No era extraño escuchar en las orillas del pueblo, los gritos mañaneros de Don Cresencio, arremedados por el sonido de las hojas secas cuando Paca echaba a correr. El oleaje de las matas al rozar su cuerpo y el estruendo de los pájaros marineros comiendo frutillas, hacían de la finca el lugar favorito de Paca, cuyo encanto se rompía con la aparición de Crescencio y su chicote. Desde que él se fue a vivir a la finca, Paca tuvo que refugiarse en esa tierra olvidada, donde las últimas luces del cielo avanzan su sombra inundándola, cual un agua espesa y oscura. Desde ahí no se perdía la ciudad, podía contemplar el ir y venir de la gente al recoger las migas de pan y la paja que eternamente llevan a sus casas. Dicen que hace tiempo, al llegar los hombres sin oficio, aquellos seres blancos con ojos de vidrio y rostro sin cuerpo, las hicieron irse. Todo se quedó vacío. El silencio invadió la región, acompañado de sombras que no volvieron a aceptar, ni ellos, ni hombres de otra ciudad. Expulsadas y abandonadas su piel se volvió reliquia entre los extraños, una pieza de museo, un objeto que admirar. Sus dioses fueron cambiados por imágenes de seres sin rostro, objetos sin sentido. El Quetzal dejó de cantar, ya no pudieron respirar bajo el agua, o volar. Intentaron caminar sobre la tierra, y ser hombres, no pez ni ave. Los hombres sin rostro se acostumbraron a verlas deambular en las orillas de la ciudad, bebiendo diariamente vida y muerte mezcladas, con las piedras en el pan y un sucio llanto. Las nubes se tornaron obscuras y el cielo perdió su color. Los

aletazos de la lluvia sobre los lomos de figuras ausentes, la oscuridad de las tardes y el grito del silencio inundaron el vacío. Poblaron la selva, los montes. Entre ellos surgieron otros hombres, seres de cara oculta. Llegó la lluvia negra. Se perdió el lugar de la desesperación, de la fatiga, de la alegría.

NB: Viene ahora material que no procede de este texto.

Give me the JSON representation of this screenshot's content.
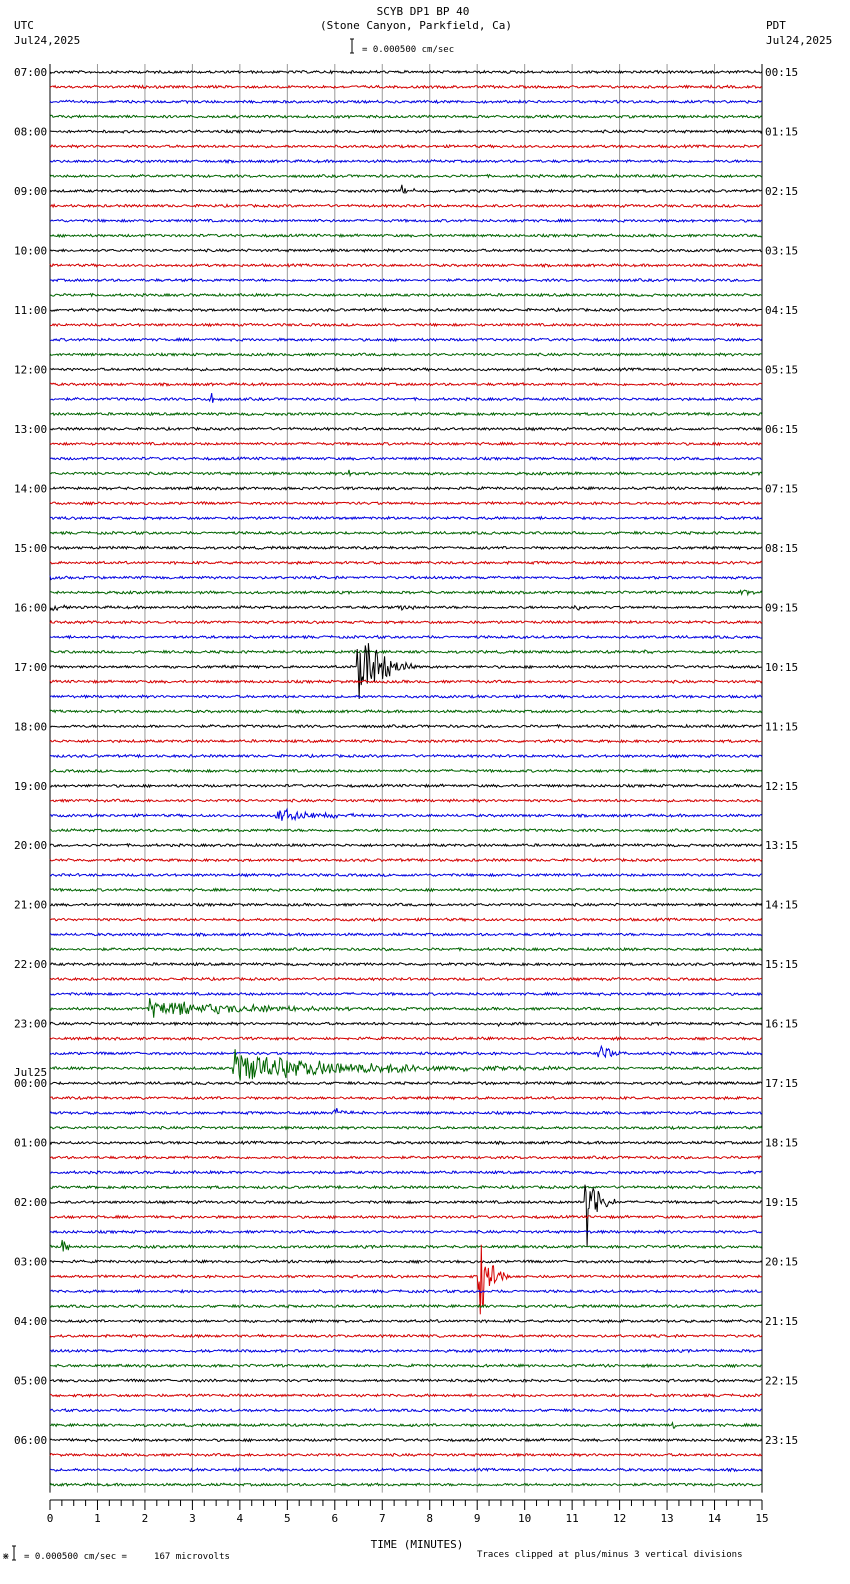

Quedó el cuerpo que duele, la hora de ir al trabajo, el dinero de humo; y lo único que se hizo real: el hambre. Intentaron luchar juntos, pero no entienden las mismas palabras. Se volvieron hormigas en busca de pan; algunas buscando un lugar donde caerse muertas para después servir de comida a los hombres sin rostro o a aquellos de cara negra. Comenzaron a vivir de paso, sólo mirar. Un día se escuchó la primera gota; de ésta le siguió otra, y otra, y otra; el oleaje de la muerte, el grito del vacío, la desesperación y la angustia. La muerte del pueblo, los gritos llenos de sangre, y en el silencio los cuerpos recostados en la acera, las piernas que no pudieron moverse, el llanto que no se oyó. Quedaron en medio de un remolino sacudido de cóleras inútiles, hundido en el barro tan podrido, minuciosamente asesinado. El aire se quedó denso, inmóvil por un instante. Desde entonces, los muertos sólo miran esperando la nada. Los hombres sin rostro y aquellos de caras negras continúan inmersos en el remolino de su cólera -lo digno defienden unos, su riqueza los otros-. Queda el odio, epidemia regada por la sangre de unos cuantos, que alimenta la semilla de la miseria y el hambre. dicen que el árbol dará frutos tarde o temprano, o ¿acaso la lluvia negra continúe siempre en ese lugar? ¿Y Paca?. No la hallé. Muchas vacas yacen muertas. Ella no está ahí. Aún hay sombras en la finca. Pasaran tormentas.

En algún lugar de México, cerca de San Cristóbal de las Casas y de un primero de enero, de quién sabe qué año.